Entonces las manillas, collares y aretes aparecen dispuestos en perfecta
armonía. El negocio está abierto.
La casa de la Estrategia del Caracol
Hace
cuatro días llegamos hasta aquí, hasta Tolú, hasta la casa del Capi. Una vez
pisamos la plaza del pueblo nos dispusimos a caminar reconociendo el lugar. Por
la Avenida de la Playa, Andrés entabló una conversación con una pareja de
mochileros; fueron ellos los que nos recomendaron la casa del Capi.
-Queda
como a cuatro o cinco cuadras de aquí, se meten por la Feria y preguntan por el
Capi, allí todos lo conocen y alguien les indica el lugar.
Dicen
que es el lugar más barato. La lengua de Andrés es una hechicera entrenada,
sabe perfectamente cómo conseguir la información necesaria.
-Esa
es la casa del Capi, entren y pregunten por él. -Nos dicen, cualquiera, no sé
quién, no lo miro. Mis pies palpitan y el calor pegajoso ya parece una capa más
de piel. Cruzamos la calle, no hay letreros, no hay nombres, no hay un solo
cartel que nos diga dónde estamos, solo hay una casa de un azul desteñido con
una puerta abierta, como una boca bostezando adormecida por el calor.
El
Capi es un hombre negro, macizo, firme, parece algo rudo. Lo encontramos
sentado en una banca de madera a la entrada de la casa. Después de explicarle
que buscamos un cuarto para quedarnos unos días, él fija un precio. Nos expone
unas reglas simples que parecen sentencias al salir de su boca: se paga el día,
si no pagan se van, nada de escándalos, tienen la llave de su cuarto, es la
única, cierren bien, nadie responde por lo que se pierde.
Su
rostro continúa como un telón liso. Nos guía por un corredor que desemboca en
un pequeño patio interior, al fondo hay unas escaleras que llevan al segundo
piso, las recorro con mis ojos y me encuentro con los balcones que miran hacia
el patio. El Capi nos señala un cuarto al fondo, en el primer nivel, detrás del
lavadero que hay en un costado del patio.
Entramos
en el cuarto y detrás de la falsa privacidad que dibuja la puerta le susurro a
Andrés: estamos en la casa de la Estrategia del Caracol. Nos dejamos caer sobre
el colchón duro y una risa festiva estalla entre los dos.
Unas
voces me sacan del sueño. Está oscuro, tal vez sea más de media noche.
-Andrés
¿qué está pasando?
-No
sé, parece que un man está hablando con el Capi.
Creo
que las voces llegan desde el patio, Un hombre le cuenta al Capi que tuvo que
huir de su casa, no entiendo, dice que hubo disparos, pero no logró entender
quién disparó.

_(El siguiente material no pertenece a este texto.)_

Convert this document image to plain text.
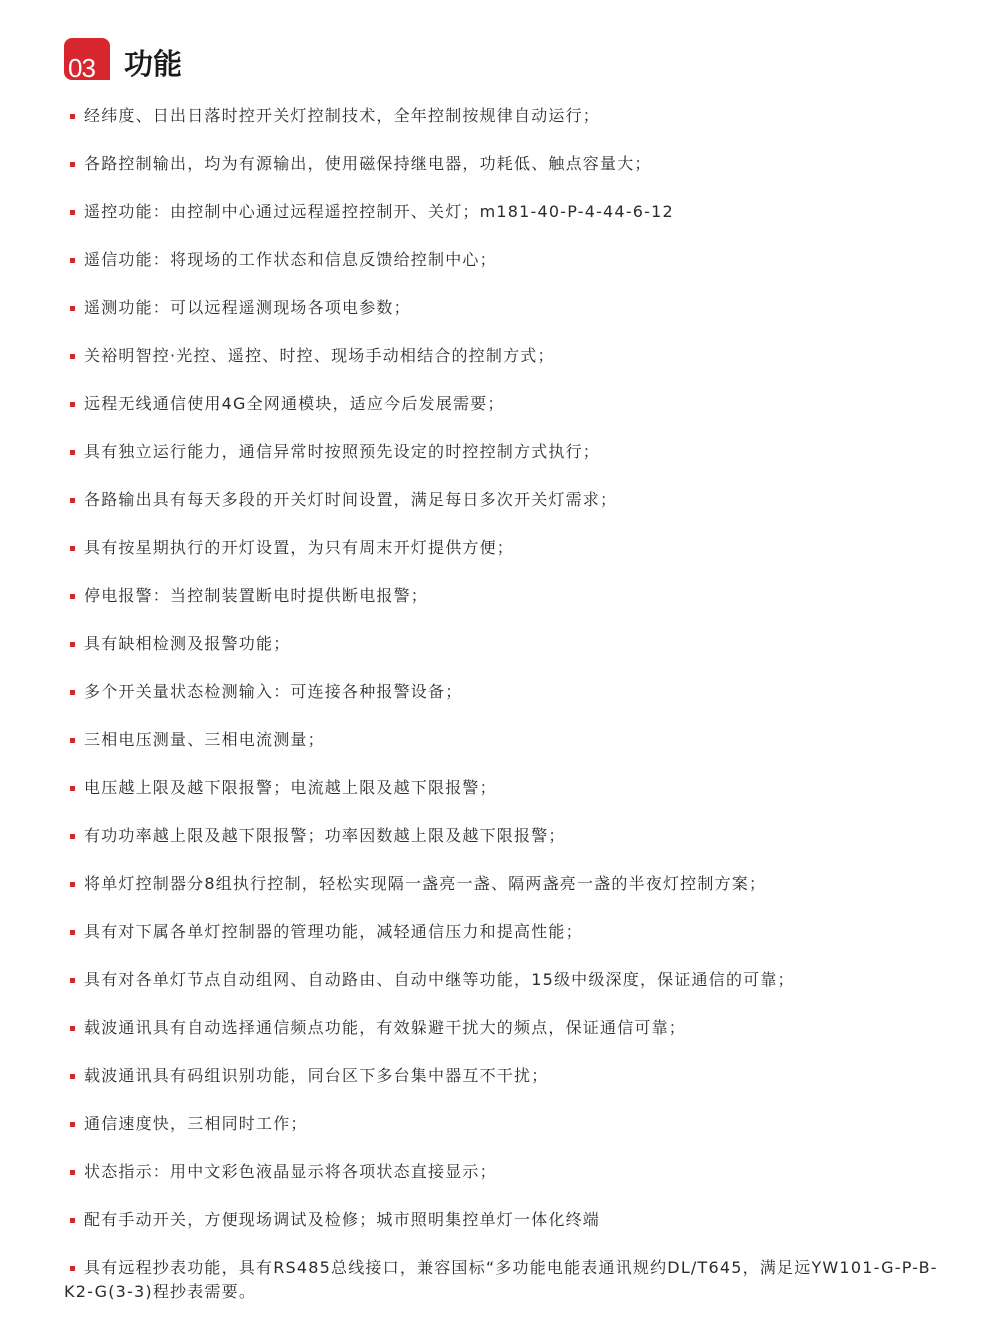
03 功能
经纬度、日出日落时控开关灯控制技术，全年控制按规律自动运行；
各路控制输出，均为有源输出，使用磁保持继电器，功耗低、触点容量大；
遥控功能：由控制中心通过远程遥控控制开、关灯；m181-40-P-4-44-6-12
遥信功能：将现场的工作状态和信息反馈给控制中心；
遥测功能：可以远程遥测现场各项电参数；
关裕明智控·光控、遥控、时控、现场手动相结合的控制方式；
远程无线通信使用4G全网通模块，适应今后发展需要；
具有独立运行能力，通信异常时按照预先设定的时控控制方式执行；
各路输出具有每天多段的开关灯时间设置，满足每日多次开关灯需求；
具有按星期执行的开灯设置，为只有周末开灯提供方便；
停电报警：当控制装置断电时提供断电报警；
具有缺相检测及报警功能；
多个开关量状态检测输入：可连接各种报警设备；
三相电压测量、三相电流测量；
电压越上限及越下限报警；电流越上限及越下限报警；
有功功率越上限及越下限报警；功率因数越上限及越下限报警；
将单灯控制器分8组执行控制，轻松实现隔一盏亮一盏、隔两盏亮一盏的半夜灯控制方案；
具有对下属各单灯控制器的管理功能，减轻通信压力和提高性能；
具有对各单灯节点自动组网、自动路由、自动中继等功能，15级中级深度，保证通信的可靠；
载波通讯具有自动选择通信频点功能，有效躲避干扰大的频点，保证通信可靠；
载波通讯具有码组识别功能，同台区下多台集中器互不干扰；
通信速度快，三相同时工作；
状态指示：用中文彩色液晶显示将各项状态直接显示；
配有手动开关，方便现场调试及检修；城市照明集控单灯一体化终端
具有远程抄表功能，具有RS485总线接口，兼容国标“多功能电能表通讯规约DL/T645，满足远YW101-G-P-B-K2-G(3-3)程抄表需要。
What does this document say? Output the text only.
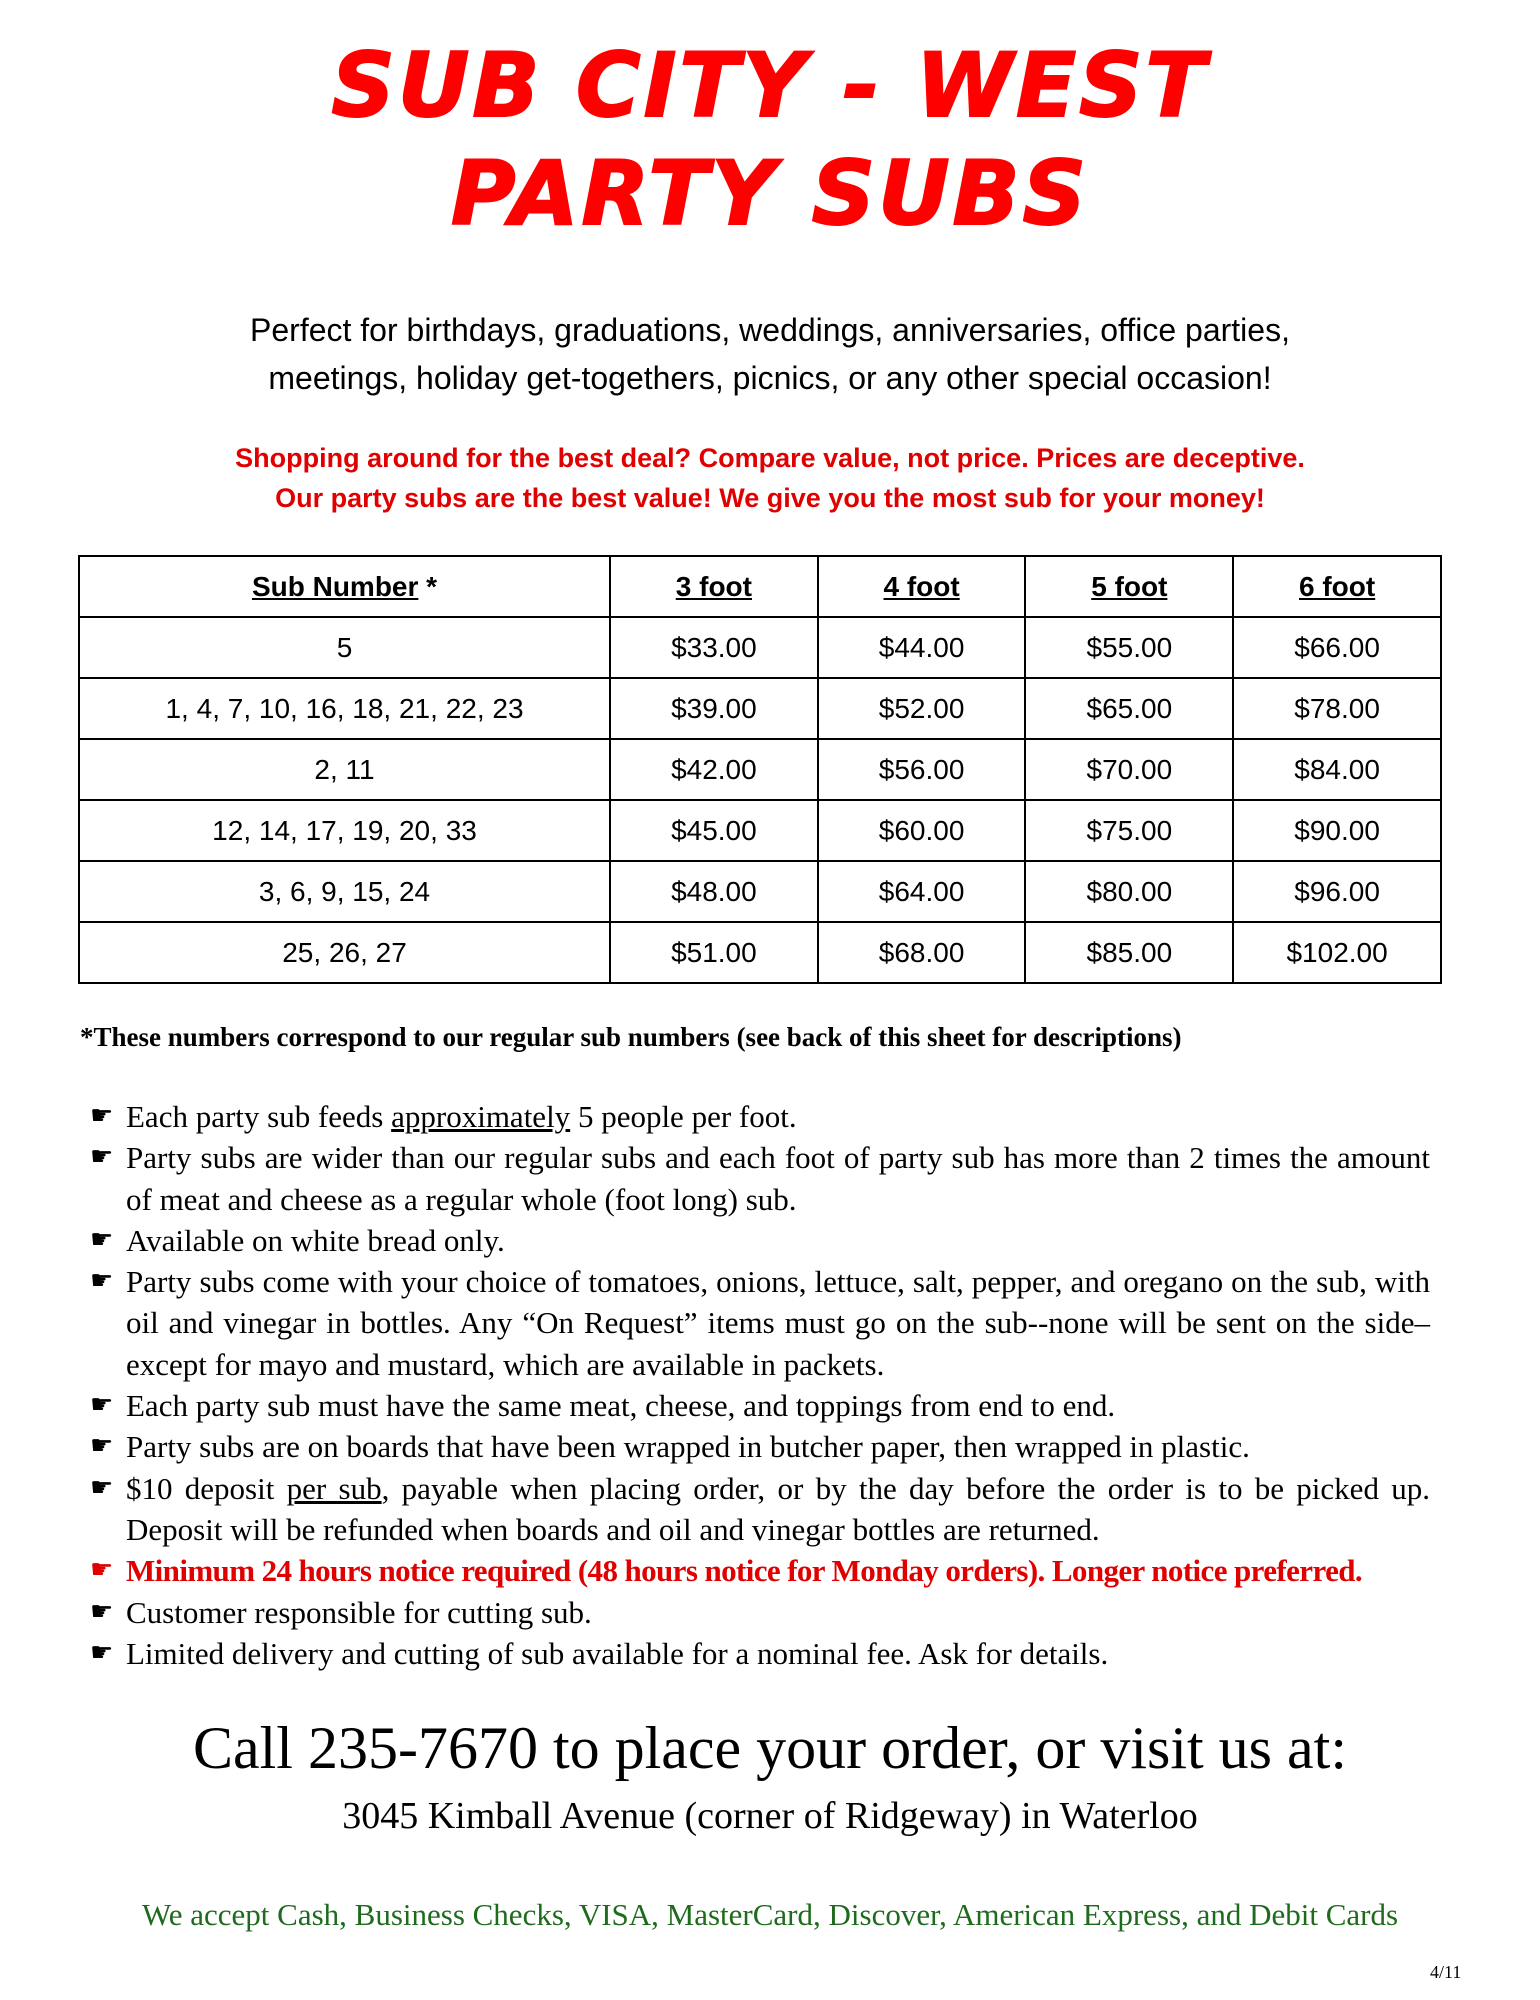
SUB CITY - WEST
PARTY SUBS
Perfect for birthdays, graduations, weddings, anniversaries, office parties,
meetings, holiday get-togethers, picnics, or any other special occasion!
Shopping around for the best deal? Compare value, not price. Prices are deceptive.
Our party subs are the best value! We give you the most sub for your money!
Sub Number *	3 foot	4 foot	5 foot	6 foot
5	$33.00	$44.00	$55.00	$66.00
1, 4, 7, 10, 16, 18, 21, 22, 23	$39.00	$52.00	$65.00	$78.00
2, 11	$42.00	$56.00	$70.00	$84.00
12, 14, 17, 19, 20, 33	$45.00	$60.00	$75.00	$90.00
3, 6, 9, 15, 24	$48.00	$64.00	$80.00	$96.00
25, 26, 27	$51.00	$68.00	$85.00	$102.00
*These numbers correspond to our regular sub numbers (see back of this sheet for descriptions)
☛ Each party sub feeds approximately 5 people per foot.
☛ Party subs are wider than our regular subs and each foot of party sub has more than 2 times the amount of meat and cheese as a regular whole (foot long) sub.
☛ Available on white bread only.
☛ Party subs come with your choice of tomatoes, onions, lettuce, salt, pepper, and oregano on the sub, with oil and vinegar in bottles. Any “On Request” items must go on the sub--none will be sent on the side–except for mayo and mustard, which are available in packets.
☛ Each party sub must have the same meat, cheese, and toppings from end to end.
☛ Party subs are on boards that have been wrapped in butcher paper, then wrapped in plastic.
☛ $10 deposit per sub, payable when placing order, or by the day before the order is to be picked up. Deposit will be refunded when boards and oil and vinegar bottles are returned.
☛ Minimum 24 hours notice required (48 hours notice for Monday orders). Longer notice preferred.
☛ Customer responsible for cutting sub.
☛ Limited delivery and cutting of sub available for a nominal fee. Ask for details.
Call 235-7670 to place your order, or visit us at:
3045 Kimball Avenue (corner of Ridgeway) in Waterloo
We accept Cash, Business Checks, VISA, MasterCard, Discover, American Express, and Debit Cards
4/11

El Capi, con una voz de abuelo, le dice al hombre que se quede
esa noche ahí, que ya mañana con calma trate de resolver las cosas. Las
palabras del Capi parecen adormecer al hombre, ya no logro escuchar nada,
Andrés está dormido.
Siento
que detrás de cada puerta hay una familia completa. En la mañana hay voces de
niños, hombres y mujeres, pero son pocos los rostros que veo, solo el de una
mujer morena que lava unos pañales. Cuántas historias se esconden en estos
cuartos. Apuesto a que si observo detenidamente la humedad que hay en la pared
del baño puedo encontrar una aparición de la Virgen. Lo juro, esta es la casa
de la Estrategia del Caracol.
El Diario
El
día se me escurre mientras diseño y fabrico nuevos collares, a la vez mi mente
vuela lejos, más allá de la línea que veo sobre el mar; mientras eso pasa
vendemos algunos artículos. La especialidad son manillas hechas en nylon
elástico, todos parecen adorarlas.
Llevo
varios días viniendo a este pedazo de acera, ya la quiero como una parte de mí.
Desde que estoy aquí he conocido los tiempos de este lugar. Cada cosa tiene su hora y cada persona su
ritmo, pero entre todos conforman una perfecta melodía. El día empieza suave,
impulsado por una brisa fresca y decidida. Luego llega el calor de media mañana
y con él los vendedores de arepa de huevo, las ollas, el tintineo de los bici
taxi, todo a una velocidad suave pero constante. El punto de quiebre lo pone la
voz de Robinson, el vendedor de agua de coco, es un grito recio con una voz
oscura que pareciera trazar la línea entre la mañana y la tarde.
El
ritmo se apacigua con la llegada del medio día. El calor tieso pone a la ciudad
en marcha lenta. De pronto el viento de la tarde, traído por el Mar, se adentra
entre las casas y cambia nuevamente el ritmo. Las calles toman vida de nuevo.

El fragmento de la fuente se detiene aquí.